Mushrooms in my yard

Asked December 28, 2020, 5:34 PM EST

Found an unusual mushroom (at least I think it is) in our yard. It’s mainly in grassy areas and some in just plantings. It’s really dense and firmly into the ground. Know what it might be and any advice? Thank you.

Multnomah County Oregon

1 Response

Greetings,

Thank you for reaching out to Extension Services, unfortunately, we don't have any experts in our system that can ID mushrooms - our Master Gardener programs also are not able to ID mushrooms. We generally recommend that you contact a local mycological society. In your area, your statewide Mycological Society has resources for identification, you can find them here, scroll down to Guidebooks and Eating Wild Mushrooms https://www.wildmushrooms.org/

Like Extension, The Oregon Mycological Society doesn’t identify mushrooms for the public via email or its website. (It’s too easy to get wrong from just photos, and there are liability issues.) You may be able to get help by posting photos on web sites like:
Facebook Pacific Northwest Mushroom Identification Forum
iNaturalist
Mushroom Observer
(Neither OMS nor Extension are associated with these sites. The identifications they offer may be inaccurate.)

Fungi can grow on decomposing organic matter like roots or tree stumps left in a lawn after the tree is removed. Fungi that decompose organic matter like old wood are most likely harmless to grass, but if you have kids or pets playing on the grass you may wish to remove the mushrooms since some mushrooms may be toxic if eaten. The University of California has some suggestions for fungi that are growing from organic matter:

"Mushrooms found in lawns often develop from buried scraps of construction lumber, dead tree roots, or other organic matter. The fungi that produce these mushrooms are beneficial, because they decompose organic matter in the soil, making nutrients available to other plants. These mushrooms are usually harmless to grasses, but some people consider them unsightly or want to get rid of them because young children play in the area. Remove mushrooms growing from buried wood or roots by picking the mushrooms as they appear or by digging out the wood.

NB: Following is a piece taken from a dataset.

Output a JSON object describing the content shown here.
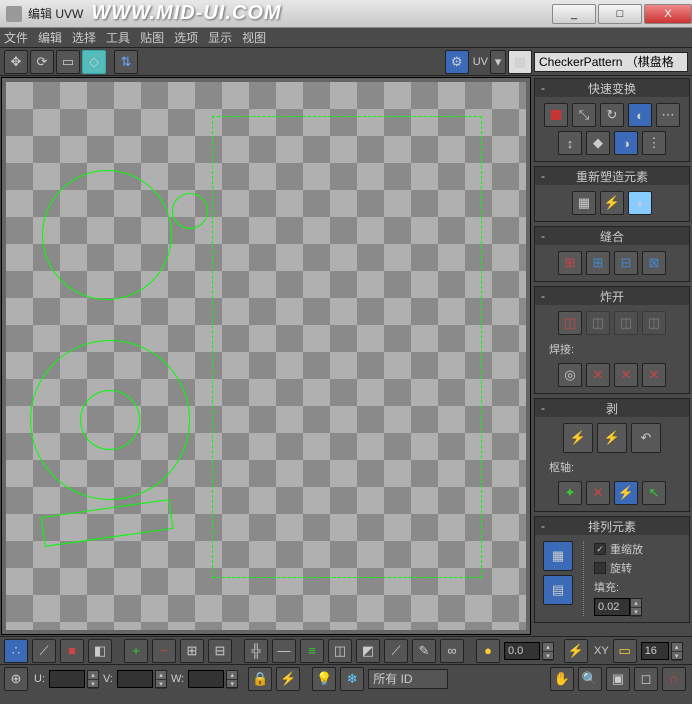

Sometimes you can eliminate mushrooms growing from organic matter or hasten decomposition of organic matter by applying nitrogen fertilizer at a rate of 1 pound of actual nitrogen per 1,000 square feet of lawn. The nitrogen should be readily available and not a slow-release or water-insoluble formulation. Examples include 5 pounds of ammonium sulfate (21-0-0) or special lawn fertilizers such as 6 pounds of 16-6-8 or 4 pounds of 27-3-4 per 1,000 square feet of lawn. Fertilization hastens decomposition of organic matter." http://ipm.ucanr.edu/PMG/PESTNOTES/pn74100.html

I hope that suggestion helps you decide if you need to remove these fungi and if so what steps to take. Please reach out if we can help you further.